5. Un evento scioccante giunse a confermare questa visione spingendoci a fare della nostra intuizione un vero teorema politico: la rivolta zapatista del 1994 —tanto più significativa in quanto andava in direzione contraria alla capitolazione all’imperialismo implicita negli “Accordi di Oslo” coi quali l’O.L.P. accettava un negoziato a perdere con l’entità sionista. Alle interpretazioni di quella insurrezione che andavano per la maggiore (quella ostile la liquidò come una senile recrudescenza terzomondista, quella apologetica fece sua la rappresentazione iperbolica che ne diede il subcomandante Marcos), noi opponemmo che quella sollevazione era anzitutto una diagnosi della globalizzazione, una denuncia del carattere imperialistico di quest’ultima, uno iato che annunciava e confermava che il tritacarne liberista globale faceva delle “periferie” del sistema il fronte principale di battaglia. Che non si trattava dunque di una tardiva replica delle vecchie lotte di liberazione ma della lieta novella della rinascita in forme nuove ma non meno radicali della lotta antimperialista. Che la ritirata strategica delle forze rivoluzionarie, iniziata alla fine degli anni ’70, non era certo conclusa ma si imbatteva in un tornante storico. A questa analisi facevamo poi seguire un terzo dirimente dato: che la funzione delle forze rivoluzionarie occidentali non poteva, per un intero periodo storico, che essere ausiliaria, di supporto da dietro le linee alle trincee più avanzate.

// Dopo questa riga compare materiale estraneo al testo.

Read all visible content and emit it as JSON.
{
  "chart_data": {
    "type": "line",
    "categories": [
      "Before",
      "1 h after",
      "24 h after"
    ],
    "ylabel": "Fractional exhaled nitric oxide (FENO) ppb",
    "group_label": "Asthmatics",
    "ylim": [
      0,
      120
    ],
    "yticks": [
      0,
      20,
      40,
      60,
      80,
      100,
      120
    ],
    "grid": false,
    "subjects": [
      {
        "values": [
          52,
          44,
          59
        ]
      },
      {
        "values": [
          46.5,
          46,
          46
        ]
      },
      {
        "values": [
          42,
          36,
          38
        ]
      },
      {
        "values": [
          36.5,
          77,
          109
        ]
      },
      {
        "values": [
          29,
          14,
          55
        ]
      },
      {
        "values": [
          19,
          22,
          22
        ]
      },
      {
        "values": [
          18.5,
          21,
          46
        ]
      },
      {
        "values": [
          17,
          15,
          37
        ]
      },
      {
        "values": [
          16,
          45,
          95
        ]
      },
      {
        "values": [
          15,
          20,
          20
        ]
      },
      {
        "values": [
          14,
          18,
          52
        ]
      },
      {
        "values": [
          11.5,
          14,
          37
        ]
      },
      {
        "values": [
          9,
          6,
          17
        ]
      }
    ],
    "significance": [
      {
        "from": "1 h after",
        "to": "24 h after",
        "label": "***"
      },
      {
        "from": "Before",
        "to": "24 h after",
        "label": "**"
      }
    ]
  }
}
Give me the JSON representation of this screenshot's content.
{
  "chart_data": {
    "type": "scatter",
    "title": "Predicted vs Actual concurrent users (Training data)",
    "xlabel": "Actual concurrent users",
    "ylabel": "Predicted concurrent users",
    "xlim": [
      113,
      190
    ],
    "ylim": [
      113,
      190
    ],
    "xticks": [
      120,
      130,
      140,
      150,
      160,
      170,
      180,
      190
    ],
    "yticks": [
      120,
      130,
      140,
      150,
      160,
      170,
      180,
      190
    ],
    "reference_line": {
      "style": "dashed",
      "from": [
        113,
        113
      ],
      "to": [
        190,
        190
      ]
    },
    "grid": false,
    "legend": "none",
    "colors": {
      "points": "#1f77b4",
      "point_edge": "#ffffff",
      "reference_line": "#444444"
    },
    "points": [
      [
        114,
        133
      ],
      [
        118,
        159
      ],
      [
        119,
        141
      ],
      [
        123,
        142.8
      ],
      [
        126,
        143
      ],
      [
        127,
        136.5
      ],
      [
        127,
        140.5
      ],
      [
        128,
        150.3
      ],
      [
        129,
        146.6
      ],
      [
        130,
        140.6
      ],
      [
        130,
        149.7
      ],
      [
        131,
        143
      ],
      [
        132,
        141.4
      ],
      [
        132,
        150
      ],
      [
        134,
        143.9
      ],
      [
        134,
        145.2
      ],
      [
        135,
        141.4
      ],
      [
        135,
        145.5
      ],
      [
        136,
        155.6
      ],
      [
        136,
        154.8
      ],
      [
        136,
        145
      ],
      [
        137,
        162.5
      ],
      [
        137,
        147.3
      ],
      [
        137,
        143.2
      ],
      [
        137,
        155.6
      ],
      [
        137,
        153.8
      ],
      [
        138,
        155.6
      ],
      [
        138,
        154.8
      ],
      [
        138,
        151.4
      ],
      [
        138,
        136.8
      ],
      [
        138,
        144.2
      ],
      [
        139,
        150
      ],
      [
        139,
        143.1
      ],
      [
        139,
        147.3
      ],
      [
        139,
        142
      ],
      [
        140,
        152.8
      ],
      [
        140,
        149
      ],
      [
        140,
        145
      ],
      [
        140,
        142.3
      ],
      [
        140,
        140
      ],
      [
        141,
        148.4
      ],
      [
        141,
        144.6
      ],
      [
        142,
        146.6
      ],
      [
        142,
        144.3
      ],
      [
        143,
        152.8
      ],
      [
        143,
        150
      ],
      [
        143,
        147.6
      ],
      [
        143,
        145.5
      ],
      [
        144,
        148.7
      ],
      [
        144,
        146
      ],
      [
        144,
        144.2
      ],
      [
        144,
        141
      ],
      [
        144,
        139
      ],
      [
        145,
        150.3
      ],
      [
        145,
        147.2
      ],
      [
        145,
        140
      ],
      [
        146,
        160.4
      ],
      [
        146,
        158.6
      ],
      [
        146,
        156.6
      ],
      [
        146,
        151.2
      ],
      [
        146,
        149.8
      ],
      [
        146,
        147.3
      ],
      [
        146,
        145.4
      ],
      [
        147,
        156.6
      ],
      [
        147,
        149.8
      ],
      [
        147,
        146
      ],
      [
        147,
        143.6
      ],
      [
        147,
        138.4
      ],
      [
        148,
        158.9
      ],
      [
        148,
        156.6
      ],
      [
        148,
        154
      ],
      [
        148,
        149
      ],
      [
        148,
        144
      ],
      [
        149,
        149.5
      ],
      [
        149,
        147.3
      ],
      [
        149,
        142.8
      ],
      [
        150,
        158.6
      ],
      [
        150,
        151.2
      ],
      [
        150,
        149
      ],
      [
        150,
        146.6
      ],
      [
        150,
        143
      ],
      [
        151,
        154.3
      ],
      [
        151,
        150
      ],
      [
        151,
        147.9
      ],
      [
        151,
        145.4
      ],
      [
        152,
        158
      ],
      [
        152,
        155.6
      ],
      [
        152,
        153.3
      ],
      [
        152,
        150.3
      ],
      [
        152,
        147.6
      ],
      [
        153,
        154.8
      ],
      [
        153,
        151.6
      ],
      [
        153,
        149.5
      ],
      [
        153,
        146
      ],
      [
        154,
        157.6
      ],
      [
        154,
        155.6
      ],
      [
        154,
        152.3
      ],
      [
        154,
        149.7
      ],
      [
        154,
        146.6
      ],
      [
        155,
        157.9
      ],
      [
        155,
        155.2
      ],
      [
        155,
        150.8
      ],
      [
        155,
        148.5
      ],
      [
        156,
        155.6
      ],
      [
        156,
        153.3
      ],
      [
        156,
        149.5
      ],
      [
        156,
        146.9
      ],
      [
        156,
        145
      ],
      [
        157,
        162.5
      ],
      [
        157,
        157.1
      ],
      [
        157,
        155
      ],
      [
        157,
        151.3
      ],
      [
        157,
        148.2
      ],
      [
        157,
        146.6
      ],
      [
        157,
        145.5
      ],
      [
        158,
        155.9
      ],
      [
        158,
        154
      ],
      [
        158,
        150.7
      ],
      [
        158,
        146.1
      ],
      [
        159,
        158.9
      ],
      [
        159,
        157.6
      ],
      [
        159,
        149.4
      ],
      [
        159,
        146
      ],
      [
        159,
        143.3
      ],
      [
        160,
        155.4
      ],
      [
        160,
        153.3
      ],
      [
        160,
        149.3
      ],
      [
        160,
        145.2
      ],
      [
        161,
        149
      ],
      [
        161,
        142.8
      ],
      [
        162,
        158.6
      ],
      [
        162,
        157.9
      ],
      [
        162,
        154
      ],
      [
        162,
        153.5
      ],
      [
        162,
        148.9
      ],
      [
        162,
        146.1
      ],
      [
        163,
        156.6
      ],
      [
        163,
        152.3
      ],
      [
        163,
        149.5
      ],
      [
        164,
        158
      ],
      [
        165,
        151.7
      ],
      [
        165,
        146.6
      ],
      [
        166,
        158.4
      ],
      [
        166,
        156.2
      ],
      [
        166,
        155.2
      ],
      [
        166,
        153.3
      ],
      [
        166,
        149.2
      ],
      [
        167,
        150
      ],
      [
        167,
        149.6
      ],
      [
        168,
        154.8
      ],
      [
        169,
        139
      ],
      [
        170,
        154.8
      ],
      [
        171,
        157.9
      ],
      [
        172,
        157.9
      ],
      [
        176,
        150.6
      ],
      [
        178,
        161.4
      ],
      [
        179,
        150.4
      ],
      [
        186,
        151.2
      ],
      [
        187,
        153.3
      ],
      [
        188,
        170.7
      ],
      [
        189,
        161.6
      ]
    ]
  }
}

6. Chi abbia visto giusto apparve subito chiaro. La seconda metà degli anni ’90, mentre in Occidente regnò una mortifera pace sociale, fu segnata dalla comparsa di un’ondata gigantesca di lotte popolari, di rivolte e sommosse che squassarono il Sud del mondo, fino alla seconda eroica Intifada in Palestina.
La forza della nostra tesi non stava però solo nel suo realismo analitico, consisteva nel fatto che negava l’avvento di una lunga pace mondiale, che anzi sottolineava come dominante la tendenza al conflitto e alla guerra, che indicava con precisione i principali fattori di contrasto e le forze che tendevano a rappresentarli. Che essa segnalava la funzione ausiliaria degli anticapitalisti nei paesi imperialisti non come passeggera, ma come duratura, la stella polare di una lunga marcia.

… e i suoi punti deboli

7. Ma questa terza posizione aveva una triplice debolezza la quale spiega perché non avremmo potuto conoscere una crescita davvero consistente. Ridava senso storico alla lotta antagonista ma non possedeva la potenza escatologica identitaria che ebbe l’ideale della rivoluzione comunista. Forniva una speranza, ma essa era debole rispetto alla fulgida certezza di un futuro socialista del periodo precedente. Offriva una risposta strategica al dilemma di come uscire dall’impasse, ma questa risposta non godeva della pervasiva efficacia universalistica dei messaggi di liberazione sociale sorti nel secolo decimonono.
[Quando dici ad un militante occidentale —cresciuto con l’idea che l’Europa sia faro di civiltà e imperituro punto focale della lotta rivoluzionaria— che quel centro non c’è più, quando lo collochi sul retroscena, è come se lo privassi della sua ragion d’essere. Questa debolezza del nostro discorso risulterà poi raddoppiata dal fatto che tra le varie Resistenze proprio quella islamica risulterà quella trainante e dirompente. Trainante per la sua capacità offensiva, dirompente proprio per la sua straordinaria capacità identitaria —radicalmente indigesta per gli ambienti rivoluzionari occidentali impregnati fino al midollo di un secolarismo irriducibile].